What the quality statement means for different audiences

Service providers (such as memory clinics, community old age psychiatry services, local authorities, neurology clinics, geriatric medicine clinics, community care providers or general practices) ensure that systems are in place for people with dementia and people involved in their care to have early and ongoing opportunities to discuss advance care planning.

Health and social care professionals (such as occupational therapists, psychiatrists, clinical psychologists, geriatricians, neurologists, GPs, nurse consultants, advanced nurse practitioners, social workers and palliative care teams) give people with dementia and people involved in their care early and ongoing opportunities to discuss advance care planning.

Commissioners (such as local authorities, clinical commissioning groups and NHS England) ensure that they commission services that give people with dementia and people involved in their care early and ongoing opportunities to discuss advance care planning.

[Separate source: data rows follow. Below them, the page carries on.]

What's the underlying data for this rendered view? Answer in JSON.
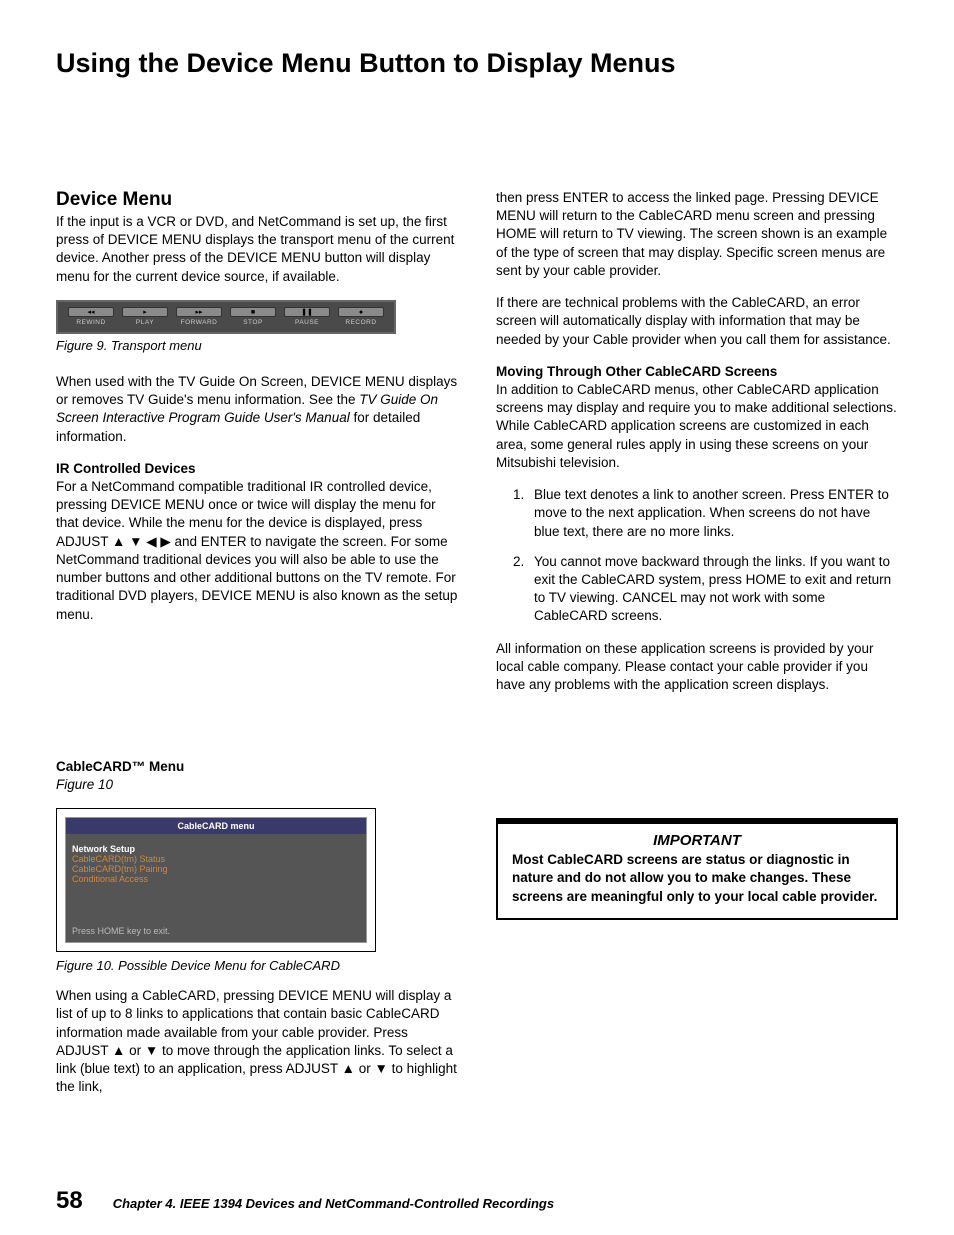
{
  "title": "Using the Device Menu Button to Display Menus",
  "left": {
    "h2": "Device Menu",
    "p1": "If the input is a VCR or DVD, and NetCommand is set up, the first press of DEVICE MENU displays the transport menu of the current device.  Another press of the DEVICE MENU button will display menu for the current device source, if available.",
    "transport_labels": [
      "REWIND",
      "PLAY",
      "FORWARD",
      "STOP",
      "PAUSE",
      "RECORD"
    ],
    "transport_icons": [
      "◂◂",
      "▸",
      "▸▸",
      "■",
      "❚❚",
      "●"
    ],
    "fig9": "Figure 9. Transport menu",
    "p2a": "When used with the TV Guide On Screen, DEVICE MENU displays or removes TV Guide's menu information.  See the ",
    "p2i": "TV Guide On Screen Interactive Program Guide User's Manual",
    "p2b": " for detailed information.",
    "sub1": "IR Controlled Devices",
    "p3": "For a NetCommand compatible traditional IR controlled device, pressing DEVICE MENU once or twice will display the menu for that device.  While the menu for the device is displayed, press ADJUST ▲ ▼ ◀ ▶ and ENTER to navigate the screen.  For some NetCommand traditional devices you will also be able to use the number buttons and other additional buttons on the TV remote. For traditional DVD players, DEVICE MENU is also known as the setup menu.",
    "ccard_head": "CableCARD™ Menu",
    "ccard_ref": "Figure 10",
    "ccard_title": "CableCARD menu",
    "ccard_first": "Network Setup",
    "ccard_items": [
      "CableCARD(tm) Status",
      "CableCARD(tm) Pairing",
      "Conditional Access"
    ],
    "ccard_foot": "Press HOME key to exit.",
    "fig10": "Figure 10. Possible Device Menu for CableCARD",
    "p4": "When using a CableCARD, pressing DEVICE MENU will display a list of up to 8 links to applications that contain basic CableCARD information made available from your cable provider.  Press ADJUST ▲ or ▼ to move through the application links.  To select a link (blue text) to an application, press ADJUST ▲ or ▼ to highlight the link,"
  },
  "right": {
    "p1": "then press ENTER to access the linked page.  Pressing DEVICE MENU will return to the CableCARD menu screen and pressing HOME will return to TV viewing.  The screen shown is an example of the type of screen that may display.  Specific screen menus are sent by your cable provider.",
    "p2": "If there are technical problems with the CableCARD, an error screen will automatically display with information that may be needed by your Cable provider when you call them for assistance.",
    "sub1": "Moving Through Other CableCARD Screens",
    "p3": "In addition to CableCARD menus, other CableCARD application screens may display and require you to make additional selections.  While CableCARD application screens are customized in each area, some general rules apply in using these screens on your Mitsubishi television.",
    "li1": "Blue text denotes a link to another screen. Press ENTER to move to the next application. When screens do not have blue text, there are no more links.",
    "li2": "You cannot move backward through the links.  If you want to exit the CableCARD system, press HOME to exit and return to TV viewing.  CANCEL may not work with some CableCARD screens.",
    "p4": "All information on these application screens is provided by your local cable company.  Please contact your cable provider if you have any problems with the application screen displays.",
    "imp_title": "IMPORTANT",
    "imp_body": "Most CableCARD screens are status or diagnostic in nature and do not allow you to make changes.  These screens are meaningful only to your local cable provider."
  },
  "footer": {
    "page": "58",
    "chapter": "Chapter 4. IEEE 1394 Devices and NetCommand-Controlled Recordings"
  }
}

People with dementia and people involved in their care are supported to plan ahead and make decisions about future care when dementia is diagnosed and every time they have a care review.

Source guidance

Dementia: assessment, management and support for people living with dementia and their carers (2018) NICE guideline NG97, recommendation 1.1.12 and 1.1.13

Definitions of terms used in this quality statement

The opportunity to discuss advance care planning

An opportunity for discussion about:

  • the benefits of planning ahead

  • lasting power of attorney (for decisions about health, welfare, property and financial affairs)

  • an advance statement about their wishes, preferences, beliefs and values regarding their future care

  • advance decisions to refuse treatment

  • their preferences for place of care and place of death

  • any cultural or religious preferences or practices.

This might involve giving information, providing contact details for when the person is ready to have a discussion, or having the discussion at that time, if the person is ready. Opportunities should be given to review and change any advance statements and decisions made at each care review.

[Expert opinion and NICE's guideline on dementia, recommendations 1.1.12 and 1.1.13]

Equality and diversity considerations

People with dementia, cognitive impairment, learning disabilities or language barriers may have difficulties communicating their preferences for care. Healthcare professionals caring for people with dementia should establish the person's cognitive status, and whether they have any speech, language or other communication needs. They should also establish the person's current level of understanding; and whether they would like a person important to them to be present when discussing preferences about their care. All information provided should be accessible, as far as possible, to people with cognitive problems; people receiving information should have access to an interpreter or advocate if needed.